[chaxor]

I'm not versed in this, so apologies for the stupid question, but wouldn't statically linking be more secure, if anything? Or at least have potentially better security?

I always thought the better security practice is statically linked Go binary in a docker container for namespace isolation.

[tyingq]

If there is a mechanism to monitor the dependency chain. Otherwise, you may be blissfully unaware that some vulnerability in libwhatever is in some binary you're using.

Golang tooling provides some reasonable mechanisms to keep dependencies up to date. Any given C program might or might not.

[palata]

> If there is a mechanism to monitor the dependency chain.

So that would not be less secure, but it would also not make it more secure than dynamic linking with a good mechanism, right?

[tyingq]

Personally, I think any inherent security advantage (assuming it has great dependency management) would be very small. This "Oasis" project doesn't seem to call it out at all, even though they are making a fair amount of effort to track dependencies per binary.

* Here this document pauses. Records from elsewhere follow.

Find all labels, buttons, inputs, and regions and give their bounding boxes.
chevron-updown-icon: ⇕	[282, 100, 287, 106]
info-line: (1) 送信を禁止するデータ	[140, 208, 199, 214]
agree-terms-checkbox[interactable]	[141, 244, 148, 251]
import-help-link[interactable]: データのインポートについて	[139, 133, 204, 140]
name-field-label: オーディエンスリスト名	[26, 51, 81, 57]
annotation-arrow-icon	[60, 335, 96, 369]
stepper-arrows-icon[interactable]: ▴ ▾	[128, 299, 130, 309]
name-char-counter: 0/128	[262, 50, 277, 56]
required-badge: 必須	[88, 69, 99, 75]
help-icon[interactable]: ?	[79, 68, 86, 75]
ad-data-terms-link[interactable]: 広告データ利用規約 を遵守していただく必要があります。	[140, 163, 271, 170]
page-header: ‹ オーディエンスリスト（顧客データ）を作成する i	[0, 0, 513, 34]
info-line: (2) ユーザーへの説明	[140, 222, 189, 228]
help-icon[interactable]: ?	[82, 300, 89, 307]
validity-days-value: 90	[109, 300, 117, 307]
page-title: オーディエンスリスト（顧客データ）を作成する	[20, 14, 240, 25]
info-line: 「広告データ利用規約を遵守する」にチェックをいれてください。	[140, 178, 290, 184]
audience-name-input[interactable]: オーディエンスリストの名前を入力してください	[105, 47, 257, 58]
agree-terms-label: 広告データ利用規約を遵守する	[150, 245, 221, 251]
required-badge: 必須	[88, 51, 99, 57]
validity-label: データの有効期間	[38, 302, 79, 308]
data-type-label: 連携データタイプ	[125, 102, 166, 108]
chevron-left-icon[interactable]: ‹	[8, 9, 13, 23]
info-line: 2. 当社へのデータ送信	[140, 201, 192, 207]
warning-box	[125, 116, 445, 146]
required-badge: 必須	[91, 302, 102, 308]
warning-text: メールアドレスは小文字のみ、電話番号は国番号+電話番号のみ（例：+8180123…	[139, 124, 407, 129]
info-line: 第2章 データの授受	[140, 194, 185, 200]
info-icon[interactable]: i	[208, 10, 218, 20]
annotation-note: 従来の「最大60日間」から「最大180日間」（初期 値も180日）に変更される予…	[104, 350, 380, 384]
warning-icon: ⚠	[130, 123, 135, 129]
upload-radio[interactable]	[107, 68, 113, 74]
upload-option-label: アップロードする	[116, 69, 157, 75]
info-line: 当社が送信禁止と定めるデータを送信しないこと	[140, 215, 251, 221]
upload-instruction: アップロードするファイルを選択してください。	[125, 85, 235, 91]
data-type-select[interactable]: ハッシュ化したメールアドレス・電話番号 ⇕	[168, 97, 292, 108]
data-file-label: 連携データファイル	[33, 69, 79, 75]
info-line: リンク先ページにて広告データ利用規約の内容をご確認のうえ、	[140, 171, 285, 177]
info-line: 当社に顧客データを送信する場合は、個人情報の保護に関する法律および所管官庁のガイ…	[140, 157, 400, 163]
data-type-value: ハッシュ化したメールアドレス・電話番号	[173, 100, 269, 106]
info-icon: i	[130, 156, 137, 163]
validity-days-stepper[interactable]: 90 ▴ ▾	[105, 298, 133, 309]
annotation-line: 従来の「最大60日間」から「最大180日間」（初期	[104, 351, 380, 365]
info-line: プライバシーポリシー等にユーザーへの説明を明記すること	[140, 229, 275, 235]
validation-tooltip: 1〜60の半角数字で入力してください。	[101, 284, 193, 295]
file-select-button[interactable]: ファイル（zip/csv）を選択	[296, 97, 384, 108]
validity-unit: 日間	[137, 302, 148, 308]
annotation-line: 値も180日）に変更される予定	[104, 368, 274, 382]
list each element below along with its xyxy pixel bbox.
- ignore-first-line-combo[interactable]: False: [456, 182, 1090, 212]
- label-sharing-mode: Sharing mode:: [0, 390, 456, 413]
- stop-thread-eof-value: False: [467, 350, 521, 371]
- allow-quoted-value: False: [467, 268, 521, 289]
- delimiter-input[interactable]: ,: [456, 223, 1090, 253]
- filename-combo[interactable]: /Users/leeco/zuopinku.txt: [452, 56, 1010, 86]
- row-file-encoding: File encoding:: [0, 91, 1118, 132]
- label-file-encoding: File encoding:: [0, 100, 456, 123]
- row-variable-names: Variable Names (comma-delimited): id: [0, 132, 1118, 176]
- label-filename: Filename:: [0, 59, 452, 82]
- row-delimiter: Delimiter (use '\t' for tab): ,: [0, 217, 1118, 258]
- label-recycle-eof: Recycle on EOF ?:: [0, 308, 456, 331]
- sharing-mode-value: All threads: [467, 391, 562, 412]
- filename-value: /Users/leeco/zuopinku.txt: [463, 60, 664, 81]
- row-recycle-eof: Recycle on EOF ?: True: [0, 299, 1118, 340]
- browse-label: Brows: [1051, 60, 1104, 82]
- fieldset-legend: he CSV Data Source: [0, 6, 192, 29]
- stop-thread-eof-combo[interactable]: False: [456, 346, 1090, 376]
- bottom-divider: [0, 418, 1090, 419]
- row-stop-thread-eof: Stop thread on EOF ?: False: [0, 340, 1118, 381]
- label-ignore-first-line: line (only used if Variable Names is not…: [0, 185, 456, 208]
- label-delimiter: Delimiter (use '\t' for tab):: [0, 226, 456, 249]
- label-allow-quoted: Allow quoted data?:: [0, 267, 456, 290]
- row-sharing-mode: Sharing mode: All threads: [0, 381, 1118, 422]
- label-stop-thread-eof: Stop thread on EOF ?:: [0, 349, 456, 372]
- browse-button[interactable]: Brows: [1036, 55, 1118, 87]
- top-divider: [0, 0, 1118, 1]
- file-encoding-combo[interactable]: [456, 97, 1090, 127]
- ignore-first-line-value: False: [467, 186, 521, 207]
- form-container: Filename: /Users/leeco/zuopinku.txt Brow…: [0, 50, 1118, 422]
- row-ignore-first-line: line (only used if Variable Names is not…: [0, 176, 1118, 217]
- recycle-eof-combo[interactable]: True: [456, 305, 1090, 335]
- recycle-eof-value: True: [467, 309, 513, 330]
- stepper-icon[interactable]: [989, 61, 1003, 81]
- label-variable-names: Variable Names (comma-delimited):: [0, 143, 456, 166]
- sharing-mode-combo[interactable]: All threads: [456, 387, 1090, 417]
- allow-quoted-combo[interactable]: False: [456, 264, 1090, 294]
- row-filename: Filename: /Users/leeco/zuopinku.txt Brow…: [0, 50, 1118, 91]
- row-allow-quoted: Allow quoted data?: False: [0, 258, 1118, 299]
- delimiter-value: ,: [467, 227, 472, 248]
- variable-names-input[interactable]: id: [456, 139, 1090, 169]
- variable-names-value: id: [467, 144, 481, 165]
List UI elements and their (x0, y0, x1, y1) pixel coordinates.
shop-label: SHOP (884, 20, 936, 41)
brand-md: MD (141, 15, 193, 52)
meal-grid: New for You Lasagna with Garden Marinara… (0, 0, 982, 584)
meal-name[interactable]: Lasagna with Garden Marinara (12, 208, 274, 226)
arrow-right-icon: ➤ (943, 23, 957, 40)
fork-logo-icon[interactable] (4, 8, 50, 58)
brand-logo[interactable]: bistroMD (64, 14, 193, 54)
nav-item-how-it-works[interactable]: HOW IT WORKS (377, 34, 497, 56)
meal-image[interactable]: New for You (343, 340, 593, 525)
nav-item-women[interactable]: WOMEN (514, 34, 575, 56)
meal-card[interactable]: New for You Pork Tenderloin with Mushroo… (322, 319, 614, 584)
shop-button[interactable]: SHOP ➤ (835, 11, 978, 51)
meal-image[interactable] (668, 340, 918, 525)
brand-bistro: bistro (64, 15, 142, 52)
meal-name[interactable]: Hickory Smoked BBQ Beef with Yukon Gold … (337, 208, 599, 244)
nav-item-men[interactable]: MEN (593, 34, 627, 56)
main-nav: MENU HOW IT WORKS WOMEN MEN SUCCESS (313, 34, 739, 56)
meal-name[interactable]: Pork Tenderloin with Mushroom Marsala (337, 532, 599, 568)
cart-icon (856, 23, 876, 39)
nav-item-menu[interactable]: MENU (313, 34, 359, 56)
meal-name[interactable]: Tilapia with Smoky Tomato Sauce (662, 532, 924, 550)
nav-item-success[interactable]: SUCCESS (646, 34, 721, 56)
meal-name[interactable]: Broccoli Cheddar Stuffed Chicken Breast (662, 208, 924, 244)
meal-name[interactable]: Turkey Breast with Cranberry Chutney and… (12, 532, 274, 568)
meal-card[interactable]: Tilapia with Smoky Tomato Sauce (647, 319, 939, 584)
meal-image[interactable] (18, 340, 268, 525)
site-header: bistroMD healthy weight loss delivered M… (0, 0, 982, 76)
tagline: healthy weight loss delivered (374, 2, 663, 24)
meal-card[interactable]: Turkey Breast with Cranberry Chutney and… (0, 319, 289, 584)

They cite the main benefits being this: "Compared to dynamic linking, this is a simpler mechanism which eliminates problems with upgrading libraries, and results in completely self-contained binaries that can easily be copied to other systems".

Even that "easily be copied to other systems" sort of cites one of the security downsides. Is the system you're copying it to going to make any effort to keep the transient statically linked stuff in it up to date?